06/29/2021
By Sokny Long
The Francis College of Engineering, Department of Mechanical Engineering, invites you to attend a Master’s thesis defense by Jay Pandya on "Machine learning guided development of optimal padding concepts for combat helmets with improved blunt impact performance.”
MS Candidate: Jay Pandya
Date: Tuesday, July 6, 2021
Time: 1 to 2:30 p.m. (US EST)
Location: This will be a virtual defense via Zoom. Those interested in attending should contact Jay_Pandya@student.uml.edu and Advisor Murat_Inalpolat@uml.edu at least 24 hours prior to the defense to request access to the meeting.
Committee Chair: Murat Inalpolat, Ph.D., Associate Professor, Mechanical Engineering, UMass Lowell
Dissertation Committee Members:
- Scott Stapleton, Ph.D., Assistant Professor, Mechanical Engineering, UMass Lowell
- Jennifer Gorczyca, Ph.D., Associate Professor, Mechanical Engineering, SNHU
- Patrick Drane, Program Manager, Mechanical Engineering, UMass Lowell
Abstract:
The occurrence of Traumatic brain injuries (TBI) in the US has reached widespread proportions with well over 2 million new cases reported each year. The TBI can occur from a variety of threats including ballistic, blast, or blunt impacts. While ballistic and blast impacts have been extensively studied, blunt impacts and their mitigation have received considerably less attention for combat helmets. Therefore, this study is the first of its kind to focus on improving the design of the padded liner systems for the U.S. Army’s Advanced Combat Helmet (ACH) that reduces the risk of TBI for soldiers exposed to blunt impacts by exploring optimal design attributes and help reduce peak linear acceleration (PLA) experienced.
The main objective of this thesis is to develop optimal helmet padding concepts optimized for blunt impact performance. This study helps identify the best possible combination of pad material, geometry, position and weight along with strap tension for improved blunt impact performance of combat helmets subject to impacts up to 17 ft/s, applied at any location on the helmet shell.
To achieve this goal, a Gradient Boosting Decision Tree (GBDT) based surrogate model, which is a type of supervised machine learning algorithm, has been employed. This model trains on a series of limited finite element simulations of helmets undergoing impacts with the help of a Latin Hypercube sampling plan. This ensemble method has helped producing better results for helmets at low foam density and with less padding area as compared to the baseline version of the helmet. The standard criterion for a helmet with passing qualities against blunt impact is achieved if and when the acceleration of the headform does not exceed 150 g for all impact locations. Pad angles have been proved relatively more significant than foam factors and strap tension. Nape section, being the most critical location, performs significantly better at all recommended impact velocities while linear acceleration magnitudes are minimized for all of the other helmet sections.

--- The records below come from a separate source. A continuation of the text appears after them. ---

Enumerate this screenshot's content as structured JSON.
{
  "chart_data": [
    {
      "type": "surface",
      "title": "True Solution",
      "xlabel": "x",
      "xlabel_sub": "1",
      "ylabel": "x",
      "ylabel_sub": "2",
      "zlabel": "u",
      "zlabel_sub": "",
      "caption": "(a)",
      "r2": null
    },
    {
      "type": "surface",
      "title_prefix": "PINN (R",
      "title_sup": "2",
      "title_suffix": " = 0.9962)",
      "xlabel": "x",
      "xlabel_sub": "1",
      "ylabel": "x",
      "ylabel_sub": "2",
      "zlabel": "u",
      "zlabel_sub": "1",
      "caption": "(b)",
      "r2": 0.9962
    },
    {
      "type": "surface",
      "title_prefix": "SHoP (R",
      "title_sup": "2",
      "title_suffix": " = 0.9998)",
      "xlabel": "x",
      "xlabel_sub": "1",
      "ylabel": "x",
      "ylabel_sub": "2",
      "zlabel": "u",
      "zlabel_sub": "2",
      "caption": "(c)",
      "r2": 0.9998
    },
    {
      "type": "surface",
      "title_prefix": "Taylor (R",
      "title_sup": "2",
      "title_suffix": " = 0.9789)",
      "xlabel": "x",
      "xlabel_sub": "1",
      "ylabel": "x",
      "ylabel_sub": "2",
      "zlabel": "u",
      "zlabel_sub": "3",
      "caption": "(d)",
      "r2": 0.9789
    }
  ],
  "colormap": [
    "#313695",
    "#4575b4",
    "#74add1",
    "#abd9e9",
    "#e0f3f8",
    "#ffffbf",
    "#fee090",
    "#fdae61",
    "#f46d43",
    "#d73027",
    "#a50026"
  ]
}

The approach of using the surrogate model in conjunction with the gradient descent optimization algorithm has helped quantify the influence of design parameters and improved helmet liner design for blunt impact absorption. This design can be further optimized by considering the weight and comfort-related parameters that will move towards a more robust model. The proposed approach will help turn the current ad-hoc helmet design process into a data-driven design process, and explore design attributes for any military and/or civilian helmets for improved impact performance.
All interested students and faculty members are invited to attend the online defense via remote access.